As the year began, colleges were confident. Record numbers were staying on in further education. The Learning and Skills Council revealed that the number of 16 to 18-year-olds had reached 753,000.
That confidence was symbolised by Newcastle College's takeover of Pounds 60 million of business belonging to Carter amp; Carter, a private training provider admired by the Government but which collapsed a few months after the death of its founder in a helicopter accident.
The admiration of private enterprise looked unwise and the virtues of colleges, their stability, ambition and capacity for innovation seemed likely to come to the fore.
But how far this would be proved right could not have been foreseen. By the year's end John Denham, the Skills Secretary, was turning to colleges for help with recession and growing unemployment.
In return, he indicated that public funding should be directed to a narrow range of formal qualifications, promising that if colleges could show that any course would help someone back into work, the Government would look at funding it.
"Now, more than ever, investment in the role of colleges is hugely important," he said. Colleges will be watching to see how this promise will be fulfilled in 2009.
Mr Denham's statement came against a background of continued struggles for the Train to Gain scheme, intended to improve adult skills. But it failed to meet targets for spending for the second year, with more than Pounds 200m unclaimed by employers who did not take up free GCSE-level training for staff.
This caused consternation in FE, where traditional adult education had lost more than 1.5 million places over three years to fund the new scheme. When it emerged that part of the underspend had been diverted to plug a gap in university student grants, the concerns grew.
Such worries fuelled the launch of the Campaigning Alliance for Lifelong Learning, a group of more than 100 bodies, from the Church of England to the Friends of Puddletown library, calling for the restoration of adult education, including a right to qualifications, regardless of age.
Another worry was the revelation that the funding gap between schools and colleges, far from being closed, as promised, was bigger than anyone suspected. This year, it stood at 9 per cent instead of the expected 5 per cent. With tighter budgets, there was little hope of improvement.

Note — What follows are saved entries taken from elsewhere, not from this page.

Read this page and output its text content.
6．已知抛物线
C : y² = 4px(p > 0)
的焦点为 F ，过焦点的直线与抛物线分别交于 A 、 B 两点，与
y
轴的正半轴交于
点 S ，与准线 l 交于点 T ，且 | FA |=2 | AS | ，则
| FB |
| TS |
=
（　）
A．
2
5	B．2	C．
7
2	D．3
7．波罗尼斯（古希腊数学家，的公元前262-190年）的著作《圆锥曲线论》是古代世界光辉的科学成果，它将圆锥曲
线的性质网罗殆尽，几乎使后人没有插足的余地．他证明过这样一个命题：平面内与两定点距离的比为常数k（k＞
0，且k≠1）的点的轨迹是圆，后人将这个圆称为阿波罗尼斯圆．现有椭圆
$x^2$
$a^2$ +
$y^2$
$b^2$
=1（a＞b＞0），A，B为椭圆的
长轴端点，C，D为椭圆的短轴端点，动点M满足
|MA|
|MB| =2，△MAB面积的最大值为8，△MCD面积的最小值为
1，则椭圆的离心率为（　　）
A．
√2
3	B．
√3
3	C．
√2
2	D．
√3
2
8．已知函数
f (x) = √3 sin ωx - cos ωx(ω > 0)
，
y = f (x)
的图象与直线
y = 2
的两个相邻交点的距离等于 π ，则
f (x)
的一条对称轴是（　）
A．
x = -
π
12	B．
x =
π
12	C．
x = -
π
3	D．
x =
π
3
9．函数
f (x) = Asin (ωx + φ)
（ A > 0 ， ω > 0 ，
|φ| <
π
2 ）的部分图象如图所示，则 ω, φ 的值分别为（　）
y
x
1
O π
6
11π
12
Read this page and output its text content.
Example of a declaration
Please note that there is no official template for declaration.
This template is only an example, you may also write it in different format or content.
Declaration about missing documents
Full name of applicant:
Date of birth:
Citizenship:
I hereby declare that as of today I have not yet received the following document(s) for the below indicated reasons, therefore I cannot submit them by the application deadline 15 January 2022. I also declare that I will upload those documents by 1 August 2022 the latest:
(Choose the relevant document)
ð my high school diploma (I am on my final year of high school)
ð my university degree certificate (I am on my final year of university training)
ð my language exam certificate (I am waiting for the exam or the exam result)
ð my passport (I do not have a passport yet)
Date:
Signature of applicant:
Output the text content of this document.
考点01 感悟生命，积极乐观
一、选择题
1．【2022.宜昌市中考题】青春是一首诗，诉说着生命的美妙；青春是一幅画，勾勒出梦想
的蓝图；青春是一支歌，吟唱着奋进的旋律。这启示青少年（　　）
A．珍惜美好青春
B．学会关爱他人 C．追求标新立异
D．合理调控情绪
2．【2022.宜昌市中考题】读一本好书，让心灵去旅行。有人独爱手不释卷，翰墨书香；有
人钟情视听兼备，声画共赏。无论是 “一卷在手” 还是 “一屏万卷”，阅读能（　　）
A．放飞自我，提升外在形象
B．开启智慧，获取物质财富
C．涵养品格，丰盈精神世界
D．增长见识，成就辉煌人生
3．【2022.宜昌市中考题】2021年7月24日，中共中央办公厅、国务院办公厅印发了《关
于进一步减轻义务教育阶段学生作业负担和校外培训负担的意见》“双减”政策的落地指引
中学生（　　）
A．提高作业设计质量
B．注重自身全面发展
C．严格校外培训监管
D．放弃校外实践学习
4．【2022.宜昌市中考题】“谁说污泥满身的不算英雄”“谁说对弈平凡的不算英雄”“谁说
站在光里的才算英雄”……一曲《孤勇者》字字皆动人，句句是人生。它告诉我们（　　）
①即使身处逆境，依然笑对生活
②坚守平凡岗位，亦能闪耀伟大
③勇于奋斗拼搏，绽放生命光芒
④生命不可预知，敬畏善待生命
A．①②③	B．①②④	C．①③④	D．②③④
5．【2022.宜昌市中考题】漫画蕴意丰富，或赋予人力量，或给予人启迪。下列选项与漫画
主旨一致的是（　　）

Newcastle College's acquisition of Carter amp; Carter, which took its turnover to Pounds 150m, was part of a continuing trend of "super colleges", usually formed from mergers. This year also saw the completion of the merger of two colleges to form The Manchester College, which would have been Britain's largest had it not been for Newcastle's takeover. Nearly one in 10 colleges was involved in mergers at the start of the year. But ministers, concerned there was no evidence that they improved education, brought in new rules aiming to stem the tide.
The other great campus activity was construction. With the Learning and Skills Council to close in 2010, the transformation of buildings from leaky 1970s carbuncles to sleek, glass and steel constructions seems likely to be central to the legacy of its chief executive, Mark Haysom.
Colleges were at the forefront of the public sector's efforts to go green, with a target to make new buildings carbon-neutral by 2016, a year earlier than other public bodies.
All this came at a cost. The National Audit Office warned that colleges were set to owe Pounds 1bn by 2010. Despite all this investment, colleges were shrinking: the new buildings would be smaller than the old ones.
The scrapping of the LSC was part of a wave of change that followed the splitting of education between two government departments last year. After college staff sized up the alternative - Pounds 4bn of adult funding would be under the control of a new Skills Funding Agency while the Pounds 7bn for teenagers went to local authorities - the LSC had never been so popular.
In the consultation, principals said the new regime was too complex and risked local authorities favouring schools for political reasons.
But the LSC's image took a knock after a disaster in the management of the education maintenance allowance, which saw many of the 600,000 students who rely on payments of up to Pounds 30 a week having to wait months for their cash. The private contractor Liberata was sacked last month or the failure.
This year also saw the historic change of raising the age of compulsory education and training to 18. It was opposed by students and lecturers, who said teenagers should be encouraged but not forced to stay on. But principals tended to support the change. By 2013, we will start to see the effects of this attempt to create a culture change in the way we view education.
September saw a shaky start for the new vocational diplomas: just 12,000 students instead of a hoped-for 50,000 enrolled. Employers got the right to award their own qualifications, with McDonald's at the forefront - indeed, some wags nicknamed them "burger-laureates".
But in an Olympic year, attention turned to somewhat healthier activities. Colleges were put in the frame to become athletes' training camps for the 2012 games.
And Rebecca Adlington became perhaps the world's most famous apprentice as she went from her sporting excellence course to Beijing, picking up two gold medals and becoming Britain's best Olympic swimmer for a century.